The Measure(11)



Nina hadn’t believed in the boxes’ inscription and wanted to wait until she had met with her news team at work. But the truth was Amie wouldn’t have looked anyway. These boxes had shown up everywhere, clearly powerful beyond belief. The world had somehow tripped and tumbled through the looking glass, and Amie had read enough novels to recognize that this was the part of the story where nobody knew what the hell was going on, where the characters made rash decisions whose consequences would only be revealed chapters later.

Fortunately, the strings had arrived in the middle of spring break, so nobody at the Connelly Academy had to make the last-minute decision to cancel classes. (Very few schools had actually canceled that day, though Amie heard that most classrooms were only half-full, with both students and teachers failing to turn up.)

“Your students will, of course, have questions,” the principal had addressed the staff the following Monday. “And I’m sure that you all have formed your own opinions by now. But we cannot go telling our students anything we don’t know for certain.”

The teacher next to Amie had leaned in and whispered, “So . . . basically that means we can’t say anything at all?”

More than a month had passed since then, the gravity settled over the world.
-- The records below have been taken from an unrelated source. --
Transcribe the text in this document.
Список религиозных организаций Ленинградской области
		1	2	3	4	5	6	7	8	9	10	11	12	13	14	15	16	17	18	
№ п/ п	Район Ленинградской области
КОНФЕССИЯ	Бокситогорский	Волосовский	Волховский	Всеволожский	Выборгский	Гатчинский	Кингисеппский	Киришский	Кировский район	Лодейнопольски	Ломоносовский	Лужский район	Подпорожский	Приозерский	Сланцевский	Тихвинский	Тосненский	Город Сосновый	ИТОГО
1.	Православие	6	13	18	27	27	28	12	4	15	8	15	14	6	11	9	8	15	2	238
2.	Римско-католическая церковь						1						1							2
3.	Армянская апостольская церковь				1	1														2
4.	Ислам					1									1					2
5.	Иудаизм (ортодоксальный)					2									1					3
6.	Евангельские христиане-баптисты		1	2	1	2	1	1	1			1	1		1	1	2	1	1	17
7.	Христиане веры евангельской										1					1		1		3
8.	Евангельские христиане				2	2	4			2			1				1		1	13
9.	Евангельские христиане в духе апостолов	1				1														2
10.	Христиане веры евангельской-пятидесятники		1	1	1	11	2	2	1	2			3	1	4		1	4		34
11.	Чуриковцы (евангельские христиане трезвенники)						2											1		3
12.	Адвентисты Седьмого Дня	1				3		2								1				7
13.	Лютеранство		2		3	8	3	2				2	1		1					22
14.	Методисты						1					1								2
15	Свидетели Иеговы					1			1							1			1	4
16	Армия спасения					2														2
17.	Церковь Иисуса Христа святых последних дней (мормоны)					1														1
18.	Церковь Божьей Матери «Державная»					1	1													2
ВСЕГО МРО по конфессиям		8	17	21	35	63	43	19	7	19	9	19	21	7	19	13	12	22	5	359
But the situation at school felt largely unchanged, the administration still trying to shelter its students as much as possible. Access to YouTube had even been blocked on school property, after a teacher realized that half of the pupils in the cafeteria were watching videos of a teenage boy attempting various means of destroying his parents’ strings. The teachers later watched some of the clips in their lounge, and Amie looked on anxiously as the boy tried cutting the strings with pruning shears, dipping them in a fizzy homemade acid concoction, pulling strenuously on one end while his bulldog chomped down on the other.
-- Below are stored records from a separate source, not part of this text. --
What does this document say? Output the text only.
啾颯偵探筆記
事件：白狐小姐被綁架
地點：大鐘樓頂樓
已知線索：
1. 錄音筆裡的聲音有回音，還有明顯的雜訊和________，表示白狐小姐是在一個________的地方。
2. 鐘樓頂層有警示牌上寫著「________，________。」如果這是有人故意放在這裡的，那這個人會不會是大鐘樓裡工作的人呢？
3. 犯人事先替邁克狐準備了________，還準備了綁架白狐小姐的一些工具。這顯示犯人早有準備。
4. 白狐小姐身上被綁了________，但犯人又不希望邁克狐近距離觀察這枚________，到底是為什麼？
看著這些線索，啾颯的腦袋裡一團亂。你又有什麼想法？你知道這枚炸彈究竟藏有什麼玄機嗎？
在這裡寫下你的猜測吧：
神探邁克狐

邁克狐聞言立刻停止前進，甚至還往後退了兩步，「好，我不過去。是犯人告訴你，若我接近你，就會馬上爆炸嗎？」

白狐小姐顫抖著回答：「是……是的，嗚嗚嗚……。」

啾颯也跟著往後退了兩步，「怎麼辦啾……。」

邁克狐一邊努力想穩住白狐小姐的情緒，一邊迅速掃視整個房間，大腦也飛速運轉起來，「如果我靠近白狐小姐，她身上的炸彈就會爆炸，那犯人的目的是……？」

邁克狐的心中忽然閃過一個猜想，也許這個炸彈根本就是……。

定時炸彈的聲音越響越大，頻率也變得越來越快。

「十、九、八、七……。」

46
“Look, I certainly don’t want the kids getting inspired by these stunts, or watching them in my class,” Amie recalled her colleague saying. “But we can’t just act like it’s not happening. I can’t keep teaching them history and pretending like we’re not living through it right now.”

In a way, Amie thought, wasn’t that incredible?

She was well aware of the pain the strings had wrought—Nina’s girlfriend, Maura, had a short string. But Amie still hadn’t opened her own box, so she could see the world through unsullied eyes, and though she would never admit this in front of anyone, there was something almost . . . thrilling . . . about the strings’ arrival. Frightening and confusing, of course, but also, perhaps, wondrous? As a child, she imagined herself swept up by adventure, stepping inside the magical wardrobe, touring the chocolate factory, tessering through time. (Once, when she skinned her knee while playing outside, she even pressed her finger in the tiny wound and smeared a few droplets of blood on her cheek, envisioning herself as a warrior princess in a faraway land, to Nina’s germophobic dismay.) And now, the fantastic, the unbelievable, had suddenly entered her world. And she was there to witness.

Amie stood up slowly from her bedroom floor, Atonement in her hand. She had a few more papers to grade, then she was eager to finish reading. But she realized, as she placed the novel atop her dresser, that this was the first time the world outside of her books had ever rivaled the stories with its very own plot twist.





Nina




Nina and her colleagues were shocked, their eyes fastened to a computer screen in the middle of the office bullpen. The footage showed a group of police officers assembled near a bridge in what looked like a medieval village, cordoning off photographers and curious onlookers.

An incident in Verona had just made its way into the news cycle in New York. A young Italian couple, recently married, had jumped off a bridge together, hand in hand, after opening their boxes on their wedding night and discovering that the bride possessed a devastatingly short string. The groom survived the joint suicide attempt, while his wife of three days did not.

Nina winced when she realized that the tragic act, set in fair Verona, would undoubtedly spark an onslaught of tasteless Shakespearean puns in the tabloids.

“It’s so horrible,” said one of the reporters.

“But you know what’s really crazy?” asked a fact-checker. “The guy knew he wouldn’t succeed in killing himself. They looked at their strings, so they knew that hers was short and his was long. Even if he did something completely dangerous, he knew he wasn’t going to die.”

“Well, maybe he knew he wouldn’t die, but obviously he was pretty messed up about it. He still risked paralyzing himself by jumping off a fucking bridge.”

“Oh, yeah, of course. But it’s weird to think about.”

“I don’t know, to me it’s just more proof that nobody should look,” said the reporter. “Clearly, seeing their strings drove them both insane.”

They weren’t insane, Nina thought. They were heartbroken.

But she didn’t expect her coworkers to understand. They couldn’t look past the dramatic spectacle to see the ordinary, everyday anguish that lay just underneath it.

Their staff was small, dwindling every year in tandem with the magazine’s budget, and as far as she knew, Nina was the only member of the office with such an intimate connection to a known short-stringer.

Her colleagues had been timid at first, understandably wary of breaching any work-life boundaries, but the team had always been close enough to speak freely about breakups and weddings, pregnancies and deaths, and eventually they opened up about the strings.